Despite acknowledging and criticising the SFO for its procedural failings, Mrs Justice Cutts CDE dismissed Faerman's application to discharge the Disclosure Order on 10 July 2020 (a copy of the approved judgment is here). The Judge took the view that even if the judgment in Perry had been disclosed, the SFO's application would have been granted albeit with a clarification that no information notice could be served on Faerman outside the jurisdiction. In making this decision, the Judge considered that the SFO had not acted in bad faith, that Faerman had suffered no prejudice (because he had not supplied any information) and that there was a clear and compelling public interest in maintaining the Disclosure Order.

Settlement success

Although the SFO indicated its intention was to bring a civil recovery claim against Faerman under Part 5 of POCA 2002 in respect to his Kensington property, the authority agreed a settlement whereby Faerman will pay a sum of £1,198,424.78 and £57,000 for the SFO's costs. The Freezing Order and Disclosure Order will remain in place until Faerman pays the agreed settlement amount.

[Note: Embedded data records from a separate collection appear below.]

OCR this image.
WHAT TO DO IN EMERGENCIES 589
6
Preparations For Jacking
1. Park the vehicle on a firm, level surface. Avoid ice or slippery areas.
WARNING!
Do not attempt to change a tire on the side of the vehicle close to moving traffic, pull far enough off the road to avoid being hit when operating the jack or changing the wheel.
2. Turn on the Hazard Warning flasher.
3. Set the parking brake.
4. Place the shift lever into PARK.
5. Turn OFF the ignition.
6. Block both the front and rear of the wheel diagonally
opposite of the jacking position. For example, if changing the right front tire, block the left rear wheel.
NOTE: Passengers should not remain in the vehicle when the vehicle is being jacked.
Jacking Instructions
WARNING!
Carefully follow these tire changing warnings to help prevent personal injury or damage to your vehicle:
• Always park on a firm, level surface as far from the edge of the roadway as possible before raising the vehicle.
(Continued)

A copy of the signed consent order between the SFO and Faerman which contains these settlement terms can be found here.


This settlement is a much-needed win for SFO. It demonstrates a desire to investigate, confiscate and recover criminal assets held in the UK.

The SFO did however, once again, face criticism during the course of this investigation. As discussed above, this criticism came from the court in relation to the SFO's material non-disclosure in its application for the Disclosure Order, and in its service of a notice under the Disclosure Order with the penal notice attached to it despite Faerman being outside of the jurisdiction. Although an application to discharge the Disclosure Order was dismissed, this case demonstrates the need for care in relation to the application of disclosure orders, ensuring that they are tailored to the specific circumstances and that they do not infringe territorial limits.

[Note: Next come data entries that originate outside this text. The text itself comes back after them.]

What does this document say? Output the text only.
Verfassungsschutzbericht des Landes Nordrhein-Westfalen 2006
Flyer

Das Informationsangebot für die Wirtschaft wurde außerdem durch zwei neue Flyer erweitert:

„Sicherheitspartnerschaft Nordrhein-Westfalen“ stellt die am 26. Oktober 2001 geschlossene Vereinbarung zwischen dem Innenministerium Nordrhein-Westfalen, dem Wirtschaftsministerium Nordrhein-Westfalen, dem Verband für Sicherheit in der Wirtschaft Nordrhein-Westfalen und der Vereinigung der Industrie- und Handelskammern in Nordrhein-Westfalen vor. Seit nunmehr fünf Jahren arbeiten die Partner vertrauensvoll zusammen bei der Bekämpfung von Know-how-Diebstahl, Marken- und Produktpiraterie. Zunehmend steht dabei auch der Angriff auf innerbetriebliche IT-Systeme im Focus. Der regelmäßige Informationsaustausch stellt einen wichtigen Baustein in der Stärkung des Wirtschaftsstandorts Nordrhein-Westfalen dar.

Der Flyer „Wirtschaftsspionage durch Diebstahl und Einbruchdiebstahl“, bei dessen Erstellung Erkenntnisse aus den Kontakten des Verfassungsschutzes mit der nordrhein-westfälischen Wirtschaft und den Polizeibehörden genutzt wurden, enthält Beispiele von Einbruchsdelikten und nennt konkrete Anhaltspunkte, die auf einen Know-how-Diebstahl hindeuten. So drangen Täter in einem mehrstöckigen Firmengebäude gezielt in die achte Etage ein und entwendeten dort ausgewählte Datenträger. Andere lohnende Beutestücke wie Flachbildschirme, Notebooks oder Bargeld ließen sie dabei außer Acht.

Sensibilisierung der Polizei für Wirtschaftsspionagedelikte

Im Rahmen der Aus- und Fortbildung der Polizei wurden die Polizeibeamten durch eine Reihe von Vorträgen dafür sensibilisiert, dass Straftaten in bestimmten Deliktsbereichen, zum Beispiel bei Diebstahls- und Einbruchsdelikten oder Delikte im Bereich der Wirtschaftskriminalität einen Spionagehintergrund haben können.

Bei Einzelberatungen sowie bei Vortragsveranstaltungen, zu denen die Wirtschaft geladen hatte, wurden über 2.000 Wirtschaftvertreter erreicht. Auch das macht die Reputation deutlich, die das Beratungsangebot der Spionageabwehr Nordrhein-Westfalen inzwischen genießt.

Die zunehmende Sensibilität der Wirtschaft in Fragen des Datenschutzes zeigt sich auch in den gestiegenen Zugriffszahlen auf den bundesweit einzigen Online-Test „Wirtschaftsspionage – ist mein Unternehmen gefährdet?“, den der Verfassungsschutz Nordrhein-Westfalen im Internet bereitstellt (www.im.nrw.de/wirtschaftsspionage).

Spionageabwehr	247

This case also highlights the use of co-operation between enforcement agencies worldwide. Particular praise must be made to the Brazilian authorities as international cooperation has been a critical feature of their ongoing corruption investigation "Operation Car Wash" which Faerman was linked to, and they have communicated with law enforcement agencies in over 60 jurisdictions. It is important to note that it was the Brazilian authorities who first brought Faerman to the SFO's attention.

The SFO appears to have also worked closely with other agencies in pursuit of civil recovery from Faerman, with specific thanks given in its press release to "the Office of the Attorney General of Switzerland (OAG) and the Dutch FIOD for their co-operation and assistance".